Well, MMO's are generally about group play moreso than narrative. Similar to other group play systems (sports, for example), people expect some kind of prize for their effort. It is competitive (to varying degrees) and cooperative, but the MMO definitely relinquishes narrating a story to the back seat, if not ignoring it entirely. Fun gameplay doesn't necessarily disinclude fun loot, as well. Getting loot can be, and often is, fun. I honestly don't think you can have MMO's have stories as compelling as single player games, just because of the nature of the genre. But, then again, I'm open to being pleasantly surprised. Maybe they just need better writers.Which is really sad -- MMOs should be about stories and characters and atmosphere and fun gameplay, not about getting more stuff and making more gold. That's at the heart of my ranting, so I hope that sheds some light on my reaction to ingame economy for TSW.
Like I said, I'm happy if people enjoy crafting and grinding materials. Whatever floats your boat. But I don't think it must be in TSW for the game to work. That's all I'm saying.

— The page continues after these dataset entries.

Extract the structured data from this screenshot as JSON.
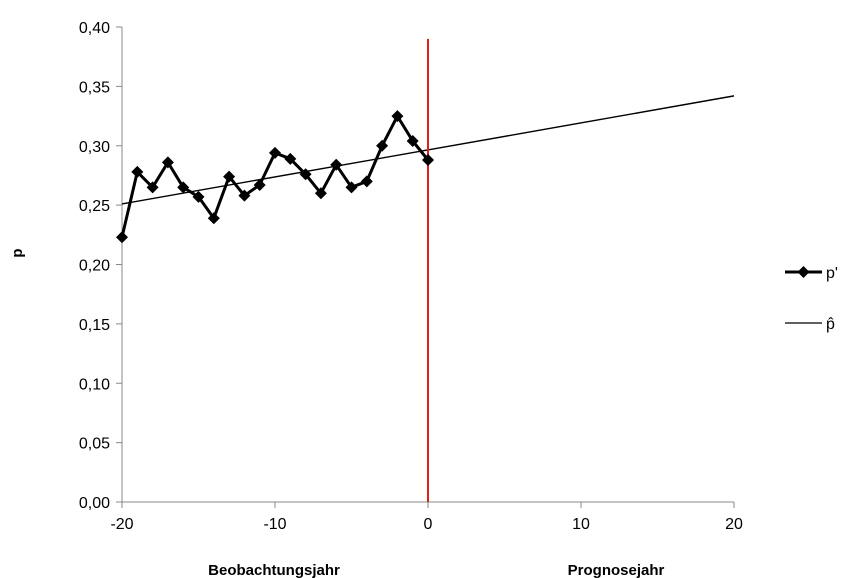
{
  "chart_data": {
    "type": "line",
    "xlabel_left": "Beobachtungsjahr",
    "xlabel_right": "Prognosejahr",
    "ylabel": "p",
    "xlim": [
      -20,
      20
    ],
    "ylim": [
      0,
      0.4
    ],
    "x_ticks": [
      -20,
      -10,
      0,
      10,
      20
    ],
    "x_tick_labels": [
      "-20",
      "-10",
      "0",
      "10",
      "20"
    ],
    "y_ticks": [
      0,
      0.05,
      0.1,
      0.15,
      0.2,
      0.25,
      0.3,
      0.35,
      0.4
    ],
    "y_tick_labels": [
      "0,00",
      "0,05",
      "0,10",
      "0,15",
      "0,20",
      "0,25",
      "0,30",
      "0,35",
      "0,40"
    ],
    "grid": false,
    "legend_position": "right",
    "series": [
      {
        "name": "p'",
        "style": "line-diamond-markers",
        "color": "#000000",
        "x": [
          -20,
          -19,
          -18,
          -17,
          -16,
          -15,
          -14,
          -13,
          -12,
          -11,
          -10,
          -9,
          -8,
          -7,
          -6,
          -5,
          -4,
          -3,
          -2,
          -1,
          0
        ],
        "y": [
          0.223,
          0.278,
          0.265,
          0.286,
          0.265,
          0.257,
          0.239,
          0.274,
          0.258,
          0.267,
          0.294,
          0.289,
          0.276,
          0.26,
          0.284,
          0.265,
          0.27,
          0.3,
          0.325,
          0.304,
          0.288
        ]
      },
      {
        "name": "p̂",
        "style": "thin-line",
        "color": "#000000",
        "x": [
          -20,
          20
        ],
        "y": [
          0.251,
          0.342
        ]
      }
    ],
    "vertical_line": {
      "x": 0,
      "y_top": 0.39,
      "color": "#e0201b"
    }
  }
}
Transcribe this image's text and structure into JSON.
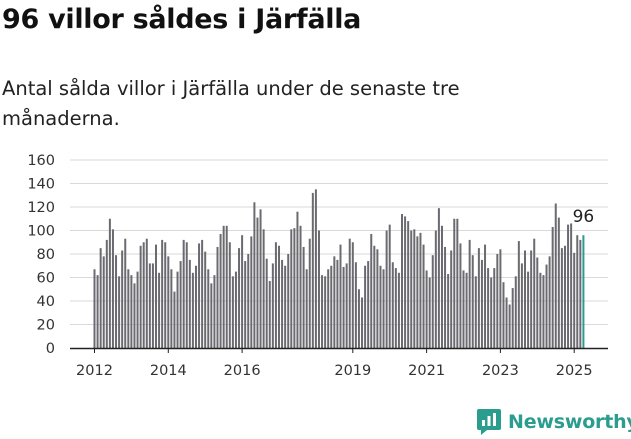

Kind of a sidetrack, but this brings to mind something else I've had rattling about. I would love to see breath taking cinematic moments and I don't see why they can't be accomplished with instancing. I'm thinking of stuff similar to Shadow of the Colossus, probably one of the few games to come very close to approaching art, if not jumping that line entirely. I want to come to the end of a quest series and a cutscene happens in which I am completely stunned by it. I guess this is where storytelling comes in, too, but I'm thinking more along the lines of visual beauty and such (high polygon counts don't mean beautiful scenes).